DELİLLERİN DEĞERLENDİRİLMESİ VE GEREKÇE:
Asıl dava, TBK’nın 470 vd.maddelerinde düzenlenen eser sözleşmesi kapsamında davacı-birleşen davalı yüklenicinin adi ortaklık oluşturan davalı-birleşen davacı iş sahiplerinden bakiye iş bedelinin tahsili için başlatılan ilamsız icra takibine yapılan itirazın iptali ve yine bu sözleşme kapsamında davalılara verilen 540.000,00 TL’lik ve 285.000,00 TL’lik teminat senetlerinin hükümsüz kaldığından iptali ile davacıya iadesine karar verilmesi; birleşen dava ise, aynı sözleşme kapsamında davalı-birleşen davacı iş sahiplerinin davacı-birleşen davalı yükleniciden eksik ve ayıplı işler nedeniyle tazminat talebine ilişkindir.

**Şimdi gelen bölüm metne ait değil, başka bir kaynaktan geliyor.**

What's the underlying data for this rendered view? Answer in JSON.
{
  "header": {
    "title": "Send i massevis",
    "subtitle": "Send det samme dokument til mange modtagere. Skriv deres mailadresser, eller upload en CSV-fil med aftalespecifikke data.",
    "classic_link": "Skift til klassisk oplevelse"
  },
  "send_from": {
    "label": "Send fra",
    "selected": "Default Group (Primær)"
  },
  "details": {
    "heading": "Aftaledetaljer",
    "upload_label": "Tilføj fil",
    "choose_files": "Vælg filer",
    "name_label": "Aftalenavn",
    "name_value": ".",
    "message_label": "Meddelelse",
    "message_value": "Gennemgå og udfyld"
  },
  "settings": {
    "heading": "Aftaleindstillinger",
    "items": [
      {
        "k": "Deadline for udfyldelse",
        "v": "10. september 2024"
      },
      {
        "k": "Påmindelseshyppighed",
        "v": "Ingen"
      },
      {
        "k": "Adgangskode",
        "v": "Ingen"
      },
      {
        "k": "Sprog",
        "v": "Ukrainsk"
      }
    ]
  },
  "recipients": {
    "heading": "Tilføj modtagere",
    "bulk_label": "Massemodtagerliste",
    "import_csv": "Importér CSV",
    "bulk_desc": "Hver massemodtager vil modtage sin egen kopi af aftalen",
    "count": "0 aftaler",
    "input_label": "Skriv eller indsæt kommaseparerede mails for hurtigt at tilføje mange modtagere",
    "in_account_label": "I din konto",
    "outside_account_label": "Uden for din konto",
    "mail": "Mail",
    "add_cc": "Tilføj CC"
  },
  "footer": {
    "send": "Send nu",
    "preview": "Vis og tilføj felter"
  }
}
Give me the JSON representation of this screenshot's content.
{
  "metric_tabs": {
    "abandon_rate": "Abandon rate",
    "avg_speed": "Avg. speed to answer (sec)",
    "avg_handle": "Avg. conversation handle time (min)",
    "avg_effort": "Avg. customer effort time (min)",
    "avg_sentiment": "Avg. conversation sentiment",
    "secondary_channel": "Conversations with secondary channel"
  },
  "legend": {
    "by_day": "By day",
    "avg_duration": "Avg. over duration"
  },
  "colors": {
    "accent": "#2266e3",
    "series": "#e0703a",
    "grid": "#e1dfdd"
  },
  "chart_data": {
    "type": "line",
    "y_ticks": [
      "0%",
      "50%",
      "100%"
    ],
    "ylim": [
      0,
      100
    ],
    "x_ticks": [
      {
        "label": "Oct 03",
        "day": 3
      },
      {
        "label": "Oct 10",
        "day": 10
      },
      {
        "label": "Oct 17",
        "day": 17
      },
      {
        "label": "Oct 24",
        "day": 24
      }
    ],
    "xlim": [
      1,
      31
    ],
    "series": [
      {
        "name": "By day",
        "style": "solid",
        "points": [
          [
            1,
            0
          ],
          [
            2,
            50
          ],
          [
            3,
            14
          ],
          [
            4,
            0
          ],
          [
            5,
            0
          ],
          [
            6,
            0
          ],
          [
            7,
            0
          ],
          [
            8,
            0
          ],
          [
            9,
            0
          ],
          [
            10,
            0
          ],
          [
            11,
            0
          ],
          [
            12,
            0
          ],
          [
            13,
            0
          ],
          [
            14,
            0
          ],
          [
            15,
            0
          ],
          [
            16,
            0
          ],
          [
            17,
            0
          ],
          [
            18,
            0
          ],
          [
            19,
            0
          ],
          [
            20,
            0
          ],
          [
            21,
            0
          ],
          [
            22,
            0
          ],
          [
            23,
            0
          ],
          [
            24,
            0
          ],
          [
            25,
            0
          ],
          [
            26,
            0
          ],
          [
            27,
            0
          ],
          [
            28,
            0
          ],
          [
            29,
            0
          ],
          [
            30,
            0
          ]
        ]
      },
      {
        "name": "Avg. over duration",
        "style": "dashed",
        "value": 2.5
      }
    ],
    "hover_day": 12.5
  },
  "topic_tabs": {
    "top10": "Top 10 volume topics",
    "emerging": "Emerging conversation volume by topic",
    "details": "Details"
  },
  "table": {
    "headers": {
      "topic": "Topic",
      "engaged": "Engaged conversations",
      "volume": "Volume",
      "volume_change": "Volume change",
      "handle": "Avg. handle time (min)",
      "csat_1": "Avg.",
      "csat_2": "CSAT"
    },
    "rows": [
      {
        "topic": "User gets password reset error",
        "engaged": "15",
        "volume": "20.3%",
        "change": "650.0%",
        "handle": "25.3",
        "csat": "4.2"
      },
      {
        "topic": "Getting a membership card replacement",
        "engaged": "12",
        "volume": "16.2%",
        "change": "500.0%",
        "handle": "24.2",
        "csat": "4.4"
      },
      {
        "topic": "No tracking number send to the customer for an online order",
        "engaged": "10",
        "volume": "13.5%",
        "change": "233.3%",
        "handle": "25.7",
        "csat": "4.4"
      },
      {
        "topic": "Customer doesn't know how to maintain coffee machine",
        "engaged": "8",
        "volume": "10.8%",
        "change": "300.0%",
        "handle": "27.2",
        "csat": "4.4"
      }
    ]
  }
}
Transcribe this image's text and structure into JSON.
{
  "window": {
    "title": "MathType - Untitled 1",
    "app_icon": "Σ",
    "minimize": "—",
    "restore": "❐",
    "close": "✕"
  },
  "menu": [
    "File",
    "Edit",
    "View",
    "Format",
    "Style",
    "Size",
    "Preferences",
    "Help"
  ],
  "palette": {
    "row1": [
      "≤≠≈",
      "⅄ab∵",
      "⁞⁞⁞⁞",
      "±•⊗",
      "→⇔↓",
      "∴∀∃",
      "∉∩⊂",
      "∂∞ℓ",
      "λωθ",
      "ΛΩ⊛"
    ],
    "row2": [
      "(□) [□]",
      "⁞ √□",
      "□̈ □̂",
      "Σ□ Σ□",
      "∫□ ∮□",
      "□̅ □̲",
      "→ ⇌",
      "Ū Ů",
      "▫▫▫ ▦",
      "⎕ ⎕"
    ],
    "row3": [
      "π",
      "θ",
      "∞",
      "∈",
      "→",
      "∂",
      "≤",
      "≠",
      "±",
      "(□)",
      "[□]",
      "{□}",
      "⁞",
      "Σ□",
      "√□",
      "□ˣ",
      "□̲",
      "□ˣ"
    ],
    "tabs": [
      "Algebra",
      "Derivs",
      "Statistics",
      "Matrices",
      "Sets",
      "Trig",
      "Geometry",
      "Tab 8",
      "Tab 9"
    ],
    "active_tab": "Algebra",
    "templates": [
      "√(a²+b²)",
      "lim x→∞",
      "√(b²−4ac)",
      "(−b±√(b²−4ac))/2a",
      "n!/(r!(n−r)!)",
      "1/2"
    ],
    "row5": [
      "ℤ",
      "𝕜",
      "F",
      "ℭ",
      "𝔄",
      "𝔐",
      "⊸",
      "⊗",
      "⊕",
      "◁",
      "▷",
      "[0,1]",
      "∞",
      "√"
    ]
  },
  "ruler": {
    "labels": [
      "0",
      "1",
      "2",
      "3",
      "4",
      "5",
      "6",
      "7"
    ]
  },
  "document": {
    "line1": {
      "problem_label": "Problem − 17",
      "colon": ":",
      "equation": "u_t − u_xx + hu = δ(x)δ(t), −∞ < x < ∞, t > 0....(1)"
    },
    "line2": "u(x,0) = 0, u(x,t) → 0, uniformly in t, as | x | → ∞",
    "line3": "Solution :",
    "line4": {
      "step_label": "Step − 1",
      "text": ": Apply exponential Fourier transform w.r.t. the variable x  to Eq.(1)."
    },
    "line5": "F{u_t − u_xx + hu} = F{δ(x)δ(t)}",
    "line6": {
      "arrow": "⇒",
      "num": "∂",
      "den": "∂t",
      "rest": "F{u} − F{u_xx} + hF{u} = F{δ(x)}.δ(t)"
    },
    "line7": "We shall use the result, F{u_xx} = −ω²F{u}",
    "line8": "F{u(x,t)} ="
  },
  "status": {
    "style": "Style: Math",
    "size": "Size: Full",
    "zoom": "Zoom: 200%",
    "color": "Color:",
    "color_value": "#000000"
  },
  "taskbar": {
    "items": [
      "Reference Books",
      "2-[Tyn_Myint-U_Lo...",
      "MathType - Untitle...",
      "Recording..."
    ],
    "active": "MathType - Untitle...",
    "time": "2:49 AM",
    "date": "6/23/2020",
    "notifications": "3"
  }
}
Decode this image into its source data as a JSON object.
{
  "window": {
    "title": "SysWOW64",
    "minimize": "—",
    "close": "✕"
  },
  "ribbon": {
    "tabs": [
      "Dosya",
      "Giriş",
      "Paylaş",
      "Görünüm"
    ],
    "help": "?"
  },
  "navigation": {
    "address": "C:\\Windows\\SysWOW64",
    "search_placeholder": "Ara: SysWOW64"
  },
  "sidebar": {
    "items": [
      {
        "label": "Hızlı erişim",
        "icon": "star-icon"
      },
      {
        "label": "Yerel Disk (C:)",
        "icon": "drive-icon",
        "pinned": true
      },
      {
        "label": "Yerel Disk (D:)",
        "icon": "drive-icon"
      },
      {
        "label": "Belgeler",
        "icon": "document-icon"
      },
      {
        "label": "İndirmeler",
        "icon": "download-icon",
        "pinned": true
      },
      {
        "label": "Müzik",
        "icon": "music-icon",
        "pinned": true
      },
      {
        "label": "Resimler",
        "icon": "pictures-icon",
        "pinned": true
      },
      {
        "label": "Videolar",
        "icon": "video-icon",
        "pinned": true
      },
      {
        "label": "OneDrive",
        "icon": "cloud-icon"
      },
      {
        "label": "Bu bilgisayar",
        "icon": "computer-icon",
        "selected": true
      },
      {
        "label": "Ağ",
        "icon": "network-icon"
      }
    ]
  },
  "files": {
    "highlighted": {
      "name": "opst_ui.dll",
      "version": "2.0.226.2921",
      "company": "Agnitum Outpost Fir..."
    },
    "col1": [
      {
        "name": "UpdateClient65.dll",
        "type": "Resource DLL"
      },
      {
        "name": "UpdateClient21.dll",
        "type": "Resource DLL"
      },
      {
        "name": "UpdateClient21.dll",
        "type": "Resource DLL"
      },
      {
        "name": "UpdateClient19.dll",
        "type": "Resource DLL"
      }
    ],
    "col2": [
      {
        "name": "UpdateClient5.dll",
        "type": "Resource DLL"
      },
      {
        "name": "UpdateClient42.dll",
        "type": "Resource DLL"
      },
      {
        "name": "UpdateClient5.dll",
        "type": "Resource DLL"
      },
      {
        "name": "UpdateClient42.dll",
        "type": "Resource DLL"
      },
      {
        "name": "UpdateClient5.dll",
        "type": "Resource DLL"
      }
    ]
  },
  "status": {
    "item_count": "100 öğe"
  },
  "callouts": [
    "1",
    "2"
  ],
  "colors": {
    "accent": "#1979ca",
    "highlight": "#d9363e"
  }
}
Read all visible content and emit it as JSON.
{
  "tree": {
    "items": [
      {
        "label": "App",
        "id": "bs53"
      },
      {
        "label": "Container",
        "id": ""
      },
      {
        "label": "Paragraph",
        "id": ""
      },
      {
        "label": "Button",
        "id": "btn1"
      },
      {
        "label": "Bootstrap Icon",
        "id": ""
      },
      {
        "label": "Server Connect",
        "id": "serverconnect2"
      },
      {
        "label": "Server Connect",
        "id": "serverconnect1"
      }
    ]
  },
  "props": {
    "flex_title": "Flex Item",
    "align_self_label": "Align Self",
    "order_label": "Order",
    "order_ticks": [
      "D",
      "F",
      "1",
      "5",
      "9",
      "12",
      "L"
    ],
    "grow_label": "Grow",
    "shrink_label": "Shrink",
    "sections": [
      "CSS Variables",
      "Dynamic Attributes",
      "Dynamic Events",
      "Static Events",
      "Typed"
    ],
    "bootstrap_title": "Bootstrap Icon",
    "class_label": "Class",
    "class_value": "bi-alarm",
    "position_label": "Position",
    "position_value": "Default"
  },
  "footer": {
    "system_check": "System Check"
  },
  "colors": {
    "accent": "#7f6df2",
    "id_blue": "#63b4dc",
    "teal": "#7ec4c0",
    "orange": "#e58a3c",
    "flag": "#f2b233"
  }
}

Mahkememizin ….. esas, …… karar sayılı ilamı ile;”….Her ne kadar asıl davanın davacısı yüklenici, dava dilekçesi ile menfi tespit talebinde bulunmuş ise de bu talebini atiye bırakması sebebiyle bu hususta karar verilmesine yer olmadığına dair karar verilmiştir. Bu nedenle, asıl dava da uyuşmazlık, dairenin teslim edilmemesi sebebiyle yüklenicinin 3. kişiye ödemek zorunda kaldığı vade farkı bedeli ve ödenmeyen bakiye 270.000 TL’yi ve 79.660,98 TL işlemiş fazi talep edip edemeyeceği noktasında toplanmaktadır. Davacı yüklenici, sözleşmenin imzalanmasından sonra binaya ait özel ölçülerde cam siparişi verdiğini, dava dışı cam firmasıyla cam için ödenecek 270.000-TL’sina karşılık olarak davalıların kendisine verecekleri daireyi verme konusunda anlaşmaya vardığını, davalıların sözleşmenin imzalandığı tarihte sözleşmede belirtilen daireyi vermedikleri için temerrüde düştüğünü, bu sebeple 270.000 TL borcuna karşılık biri 165.000 TL, diğeri 145,000 TL değerinde iki adet ofis ile 20.000 TL tutarında çek olmak üzere toplam 330.000 TL cam firmasına ödeme yapmak zorunda kaldığını, ayrıca ödemelerde gecikme nedeni ile 30.360,75 TL vade farkı ödemek zorunda kaldığından bahisle yapmış olduğu icra takibi ile ödediği vade farkını da talep ettiği anlaşılmıştır. Somut olayda, eser karşılığı götürü bedel kararlaştırıldığı, kararlaştırılan bedelin 270.000 TL’lik kısmı yerine bir dairenin sözleşmenin kurulduğu tarihten itibaren yükleniciye devredileceği kararlaştırılmış olmasına rağmen, iş sahibinin bu borcunu verine getirmediği, dolayısıyla davacının daireye karşılık alacağı olan 270.000 TL’lik talebinin yerinde olması sebebiyle bu talebinin kabulüne karar vermek gerekmiştir.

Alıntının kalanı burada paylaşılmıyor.